Chief executive Lord Wolfson, a prominent Brexit supporter, said 2018 will see an end to price rises, with the group predicting stable prices from next autumn.

He was speaking as the fashion group hiked its sales and profit guidance as it said trading had turned a corner after a difficult start to its half year, although pre-tax profits still fell 9.5% to £309.4 million for the six months to the end of July.

Shares in the group surged by 13% on the upbeat outlook, with improved trading in the second quarter suggesting efforts to overhaul its directory arm and clothing ranges are paying off.

But the group’s more cheery outlook is at odds with retail rival John Lewis, which warned over falling consumer demand and cost increases linked to the Brexit-hit pound as it also reported half-year results yesterday.

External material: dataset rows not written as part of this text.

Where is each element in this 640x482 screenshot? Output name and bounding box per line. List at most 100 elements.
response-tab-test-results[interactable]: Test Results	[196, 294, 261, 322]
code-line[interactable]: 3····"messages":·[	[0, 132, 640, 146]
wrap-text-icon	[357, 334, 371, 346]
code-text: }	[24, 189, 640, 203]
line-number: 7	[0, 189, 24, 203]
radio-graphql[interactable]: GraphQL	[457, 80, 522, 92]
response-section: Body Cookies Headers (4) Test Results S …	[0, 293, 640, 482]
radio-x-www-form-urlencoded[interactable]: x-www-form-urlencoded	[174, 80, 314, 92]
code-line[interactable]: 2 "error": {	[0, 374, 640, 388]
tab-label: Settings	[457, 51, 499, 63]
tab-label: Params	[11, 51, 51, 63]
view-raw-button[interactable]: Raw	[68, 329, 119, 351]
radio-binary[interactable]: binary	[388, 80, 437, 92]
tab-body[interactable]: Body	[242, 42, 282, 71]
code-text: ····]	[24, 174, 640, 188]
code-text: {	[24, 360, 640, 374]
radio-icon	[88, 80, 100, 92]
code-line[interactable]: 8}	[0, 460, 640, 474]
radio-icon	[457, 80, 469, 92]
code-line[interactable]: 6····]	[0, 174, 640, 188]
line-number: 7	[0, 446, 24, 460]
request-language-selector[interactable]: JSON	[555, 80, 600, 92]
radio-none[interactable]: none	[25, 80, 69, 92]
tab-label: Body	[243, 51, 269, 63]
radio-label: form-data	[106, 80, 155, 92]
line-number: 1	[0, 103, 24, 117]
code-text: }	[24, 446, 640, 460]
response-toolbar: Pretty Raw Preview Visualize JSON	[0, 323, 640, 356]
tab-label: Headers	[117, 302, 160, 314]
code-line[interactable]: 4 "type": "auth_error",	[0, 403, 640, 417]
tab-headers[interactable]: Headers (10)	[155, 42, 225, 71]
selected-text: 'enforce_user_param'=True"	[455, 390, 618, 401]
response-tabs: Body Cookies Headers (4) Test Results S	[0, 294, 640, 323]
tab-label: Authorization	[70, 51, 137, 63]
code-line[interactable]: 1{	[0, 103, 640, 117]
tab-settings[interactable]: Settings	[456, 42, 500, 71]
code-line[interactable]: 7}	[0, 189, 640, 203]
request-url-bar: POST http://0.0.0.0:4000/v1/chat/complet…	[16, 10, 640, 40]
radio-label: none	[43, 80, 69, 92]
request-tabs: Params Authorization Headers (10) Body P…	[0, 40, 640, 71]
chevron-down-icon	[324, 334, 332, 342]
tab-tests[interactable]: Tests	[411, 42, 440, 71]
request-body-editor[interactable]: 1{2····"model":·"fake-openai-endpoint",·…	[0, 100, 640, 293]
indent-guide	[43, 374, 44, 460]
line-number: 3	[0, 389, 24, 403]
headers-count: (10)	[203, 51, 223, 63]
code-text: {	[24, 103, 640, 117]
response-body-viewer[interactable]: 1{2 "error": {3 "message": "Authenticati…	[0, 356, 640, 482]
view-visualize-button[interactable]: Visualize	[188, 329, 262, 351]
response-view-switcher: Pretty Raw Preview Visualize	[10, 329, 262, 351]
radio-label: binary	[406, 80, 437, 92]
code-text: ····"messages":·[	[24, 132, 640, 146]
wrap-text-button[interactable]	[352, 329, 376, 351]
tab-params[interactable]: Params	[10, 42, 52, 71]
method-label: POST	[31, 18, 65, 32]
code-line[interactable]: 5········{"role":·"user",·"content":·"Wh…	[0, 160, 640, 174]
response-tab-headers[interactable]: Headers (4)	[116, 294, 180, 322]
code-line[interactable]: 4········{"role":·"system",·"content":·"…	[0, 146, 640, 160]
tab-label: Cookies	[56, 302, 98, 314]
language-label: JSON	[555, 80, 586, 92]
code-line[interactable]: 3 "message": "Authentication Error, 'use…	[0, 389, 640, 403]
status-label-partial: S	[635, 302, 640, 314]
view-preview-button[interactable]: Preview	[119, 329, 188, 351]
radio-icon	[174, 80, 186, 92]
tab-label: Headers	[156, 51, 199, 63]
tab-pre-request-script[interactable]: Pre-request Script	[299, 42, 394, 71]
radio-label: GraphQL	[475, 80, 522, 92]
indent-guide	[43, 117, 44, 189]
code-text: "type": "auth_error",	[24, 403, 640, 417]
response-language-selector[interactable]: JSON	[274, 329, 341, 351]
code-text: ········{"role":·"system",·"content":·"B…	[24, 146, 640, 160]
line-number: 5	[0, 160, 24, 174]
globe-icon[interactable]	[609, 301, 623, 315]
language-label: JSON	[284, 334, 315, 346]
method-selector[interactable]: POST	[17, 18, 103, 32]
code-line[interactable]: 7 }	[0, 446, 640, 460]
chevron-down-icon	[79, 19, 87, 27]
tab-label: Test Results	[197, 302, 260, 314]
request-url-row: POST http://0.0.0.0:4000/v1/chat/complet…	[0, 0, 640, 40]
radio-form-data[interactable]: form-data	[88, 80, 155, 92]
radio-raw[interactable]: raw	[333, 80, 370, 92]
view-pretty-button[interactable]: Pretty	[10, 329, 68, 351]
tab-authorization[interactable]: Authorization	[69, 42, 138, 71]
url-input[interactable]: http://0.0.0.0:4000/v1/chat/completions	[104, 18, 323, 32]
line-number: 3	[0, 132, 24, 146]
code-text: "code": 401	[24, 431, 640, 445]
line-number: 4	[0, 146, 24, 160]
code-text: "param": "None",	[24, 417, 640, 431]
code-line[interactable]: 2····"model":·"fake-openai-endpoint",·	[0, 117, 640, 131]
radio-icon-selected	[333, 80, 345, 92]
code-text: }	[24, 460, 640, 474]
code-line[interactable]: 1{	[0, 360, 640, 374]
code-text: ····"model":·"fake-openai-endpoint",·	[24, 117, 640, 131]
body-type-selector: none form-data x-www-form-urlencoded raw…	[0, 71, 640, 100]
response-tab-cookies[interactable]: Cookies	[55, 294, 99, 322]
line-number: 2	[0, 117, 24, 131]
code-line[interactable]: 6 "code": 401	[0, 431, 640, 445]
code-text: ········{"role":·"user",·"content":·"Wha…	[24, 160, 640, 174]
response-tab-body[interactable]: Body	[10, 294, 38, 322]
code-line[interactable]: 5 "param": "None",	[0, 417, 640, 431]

The group saw pre-tax profits for the six months to the end of July plummet 53.3% to £26.6m.

John Lewis chairman Sir Charlie Mayfield cautioned the group expects “the headwinds that have dampened consumer demand and put pressure on margins to continue into next year”.

Meanwhile, supermarke­t group Morrisons reported a 39.9% increase to £200m in pretax profits for the half year to July 30.

Turnover in the period grew 4.8% to £8.42 billion .

Group chief executive David Potts, who is overseeing a turnaround of the business, said: “A new Morrisons is beginning to take shape.”